After competing in the 1988 Olympics, Devers contracted Graves’ disease, a thyroid condition that caused doctors to consider amputating both of her feet. She recovered and was favored to win the hurdles in Barcelona in 1992, especially after claiming the 100-meter dash title. But Devers hit the final hurdle and practically crawled across the finish line in fifth place. In Atlanta, she was fourth. Four years later, a stunning American-record time of 12.33 seconds made Devers the favorite in Sydney. She pulled up in the semifinals with an injured hamstring but was pleased that no one beat her time of 12.63 seconds in the prelims.
“Because no one will let me retire, I have to keep stepping up my game,” said Devers, who eventually wants to write poetry or her memoirs and expand her charitable foundation. “You just don’t understand my fan mail. People of all ages say, ‘You can’t retire yet. You’re doing it for us, the over-30-year-old women, over-35.’”
And why retire, Devers said, “when I still enjoy what I’m doing and I’m still learning my event?”
She’s learning to listen to her body, too. “If my body says no, I go home,” she said.
Yet she refuses to believe that she’s 36 going on 37 in November.
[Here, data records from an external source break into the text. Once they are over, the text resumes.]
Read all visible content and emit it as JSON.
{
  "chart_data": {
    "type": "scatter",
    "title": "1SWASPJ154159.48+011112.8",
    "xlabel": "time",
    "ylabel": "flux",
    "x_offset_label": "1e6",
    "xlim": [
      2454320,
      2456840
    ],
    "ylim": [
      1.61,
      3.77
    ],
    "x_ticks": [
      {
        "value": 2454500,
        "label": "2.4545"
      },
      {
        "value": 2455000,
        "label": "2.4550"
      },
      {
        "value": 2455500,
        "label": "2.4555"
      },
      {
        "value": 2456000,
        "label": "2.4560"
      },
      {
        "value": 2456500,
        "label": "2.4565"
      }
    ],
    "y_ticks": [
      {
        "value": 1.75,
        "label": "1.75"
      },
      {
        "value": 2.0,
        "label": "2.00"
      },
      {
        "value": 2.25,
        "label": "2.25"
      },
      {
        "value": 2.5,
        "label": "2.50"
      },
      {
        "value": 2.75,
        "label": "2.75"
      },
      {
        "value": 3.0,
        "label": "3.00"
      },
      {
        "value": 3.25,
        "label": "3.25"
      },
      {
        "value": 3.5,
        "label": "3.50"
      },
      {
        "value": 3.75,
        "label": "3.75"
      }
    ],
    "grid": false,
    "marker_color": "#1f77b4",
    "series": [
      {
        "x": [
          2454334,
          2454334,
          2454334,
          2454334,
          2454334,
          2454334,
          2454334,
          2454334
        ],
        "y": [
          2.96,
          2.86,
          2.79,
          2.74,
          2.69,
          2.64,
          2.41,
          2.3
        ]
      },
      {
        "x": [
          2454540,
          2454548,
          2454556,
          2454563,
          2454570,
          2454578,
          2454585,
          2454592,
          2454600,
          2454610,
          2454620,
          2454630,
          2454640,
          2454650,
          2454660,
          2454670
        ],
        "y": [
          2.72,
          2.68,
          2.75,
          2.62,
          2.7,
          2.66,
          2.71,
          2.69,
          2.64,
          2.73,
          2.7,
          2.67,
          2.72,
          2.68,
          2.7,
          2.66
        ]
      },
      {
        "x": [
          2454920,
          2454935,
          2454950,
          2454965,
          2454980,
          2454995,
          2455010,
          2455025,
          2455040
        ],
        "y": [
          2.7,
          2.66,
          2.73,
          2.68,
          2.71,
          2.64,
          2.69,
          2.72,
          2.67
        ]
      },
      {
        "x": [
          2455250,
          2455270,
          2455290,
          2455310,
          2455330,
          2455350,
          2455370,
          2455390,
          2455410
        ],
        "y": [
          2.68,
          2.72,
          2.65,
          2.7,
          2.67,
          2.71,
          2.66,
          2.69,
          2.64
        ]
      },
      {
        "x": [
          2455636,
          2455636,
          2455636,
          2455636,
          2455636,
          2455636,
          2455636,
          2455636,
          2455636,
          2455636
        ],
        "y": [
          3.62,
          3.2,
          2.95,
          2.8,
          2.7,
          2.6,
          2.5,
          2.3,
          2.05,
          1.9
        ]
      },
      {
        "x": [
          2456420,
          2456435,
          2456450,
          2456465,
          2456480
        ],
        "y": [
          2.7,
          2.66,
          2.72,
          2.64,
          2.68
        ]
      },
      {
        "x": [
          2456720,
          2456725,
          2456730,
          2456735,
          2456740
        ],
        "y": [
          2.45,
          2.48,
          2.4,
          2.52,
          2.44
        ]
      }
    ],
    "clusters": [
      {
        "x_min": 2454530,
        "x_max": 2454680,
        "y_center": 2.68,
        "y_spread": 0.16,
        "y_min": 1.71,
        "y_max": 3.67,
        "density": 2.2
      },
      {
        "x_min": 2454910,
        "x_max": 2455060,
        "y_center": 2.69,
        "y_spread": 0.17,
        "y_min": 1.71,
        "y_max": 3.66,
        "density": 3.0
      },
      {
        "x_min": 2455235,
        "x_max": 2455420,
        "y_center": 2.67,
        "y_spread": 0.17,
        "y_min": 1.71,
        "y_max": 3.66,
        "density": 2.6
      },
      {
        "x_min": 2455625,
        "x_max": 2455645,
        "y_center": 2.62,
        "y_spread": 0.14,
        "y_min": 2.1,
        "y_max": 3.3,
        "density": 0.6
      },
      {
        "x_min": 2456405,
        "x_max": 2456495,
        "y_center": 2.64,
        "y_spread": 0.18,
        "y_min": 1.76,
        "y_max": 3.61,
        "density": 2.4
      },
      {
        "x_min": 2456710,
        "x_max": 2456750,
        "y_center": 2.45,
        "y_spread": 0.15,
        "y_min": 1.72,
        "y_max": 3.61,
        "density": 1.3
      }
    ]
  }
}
“I look at myself as I’m 19,” she said, “regardless of when my mother said she had me. I think there is so much I have left to learn, and I do what I can to take care of my body. I’ve never had a drink of anything; my strongest drink is Welch’s Grape Soda. I’ve never smoked anything. I don’t have junk in my body. . . . My body is clean, so I can be 19 if I want to.”
She can even get by without regular sleep. Devers is an insomniac who watches endless reruns on TV Land (she can’t wait for the “I Love Lucy” marathon in August). Kaleb, meanwhile, has his milk, gets under the covers at 7:20 p.m., and sleeps 12 to 15 hours. Then it’s time to chase Devers again as she chases her ghosts in the 100-meter hurdles.
“All he’s ever known,” she said, “is track and field.”